Simon tomó otro trago de vodka, y luego metió la mano en el bolsillo.

—Las últimas horas han sido un poco aburridas para mí. Antes de la última parada iba en el camión del profesor, que va delante de nosotros, pero estaba demasiado ocupado hablando con su nieto y dándoles órdenes a sus estudiantes. Para pasar el rato he charlado con la hija de Gupta, y he descubierto algo que le puede interesar.

Sacó un objeto circular del bolsillo de sus pantalones y lo sostuvo en su palma. David lo reconoció de inmediato: era el medallón dorado que Elizabeth llevaba alrededor del cuello. Simon lo abrió y se quedó mirando la fotografía que había dentro.

—En su línea de trabajo supongo que esto se consideraría una prueba. Una adición tardía a su investigación histórica, ¿no? Desde luego explica algunas cosas.

Le dio la vuelta al medallón para que David pudiera ver la fotografía. Era antigua, un retrato en sepia de una madre y una hija. La madre era una belleza de pelo negro y largo; la niña tenía unos siete años. Ambas miraban inexpresivamente a la cámara, sin sonreír.

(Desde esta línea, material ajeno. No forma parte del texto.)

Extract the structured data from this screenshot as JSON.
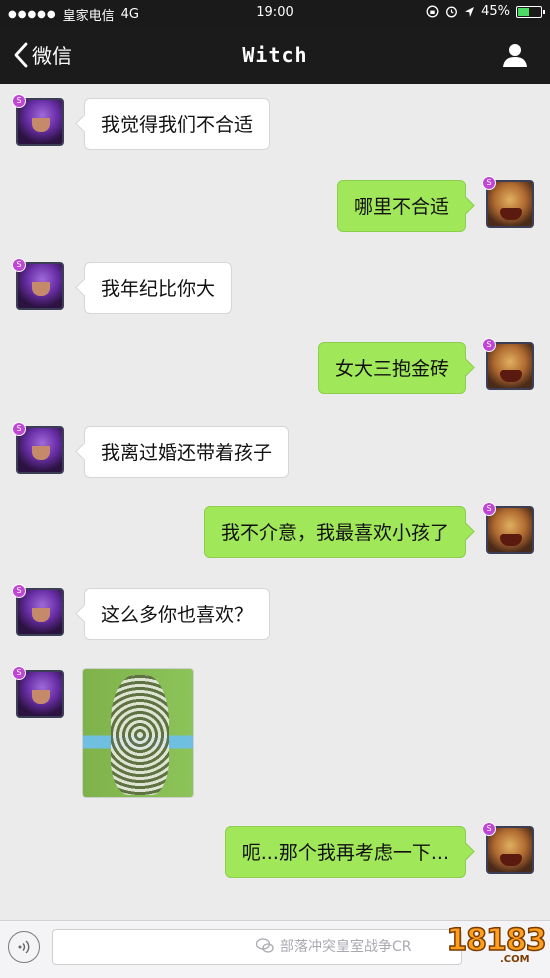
{
  "status_bar": {
    "carrier": "皇家电信",
    "network": "4G",
    "time": "19:00",
    "battery_percent": "45%",
    "battery_level": 0.45
  },
  "nav": {
    "back_label": "微信",
    "title": "Witch"
  },
  "messages": [
    {
      "side": "left",
      "text": "我觉得我们不合适",
      "avatar": "witch"
    },
    {
      "side": "right",
      "text": "哪里不合适",
      "avatar": "hog-rider"
    },
    {
      "side": "left",
      "text": "我年纪比你大",
      "avatar": "witch"
    },
    {
      "side": "right",
      "text": "女大三抱金砖",
      "avatar": "hog-rider"
    },
    {
      "side": "left",
      "text": "我离过婚还带着孩子",
      "avatar": "witch"
    },
    {
      "side": "right",
      "text": "我不介意，我最喜欢小孩了",
      "avatar": "hog-rider"
    },
    {
      "side": "left",
      "text": "这么多你也喜欢？",
      "avatar": "witch"
    },
    {
      "side": "left",
      "type": "image",
      "avatar": "witch"
    },
    {
      "side": "right",
      "text": "呃...那个我再考虑一下...",
      "avatar": "hog-rider"
    }
  ],
  "input_bar": {
    "watermark": "部落冲突皇室战争CR",
    "logo": "18183",
    "logo_suffix": ".COM"
  },
  "colors": {
    "sent_bubble": "#a0e75a",
    "received_bubble": "#ffffff",
    "chat_background": "#ebebeb",
    "header": "#1b1b1b"
  },
  "icons": {
    "back": "chevron-left-icon",
    "profile": "person-icon",
    "voice": "voice-icon",
    "wechat_watermark": "wechat-icon"
  }
}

—Esta foto fue tomada en Belgrado antes de la guerra —indicó Simon—. A finales de los años treinta, seguramente. Elizabeth no estaba segura de la fecha. —Primero señaló a la hija—: Ésta es Hannah, la madre de Elizabeth. Vino a Estados Unidos después de la guerra y se casó con Gupta. Una elección desafortunada. —El dedo pasó ahora a la madre de pelo negro—. Y ésta es la abuela de Elizabeth. Murió en un campo de concentración. Era medio judía, sabe. Mire, se lo enseñaré.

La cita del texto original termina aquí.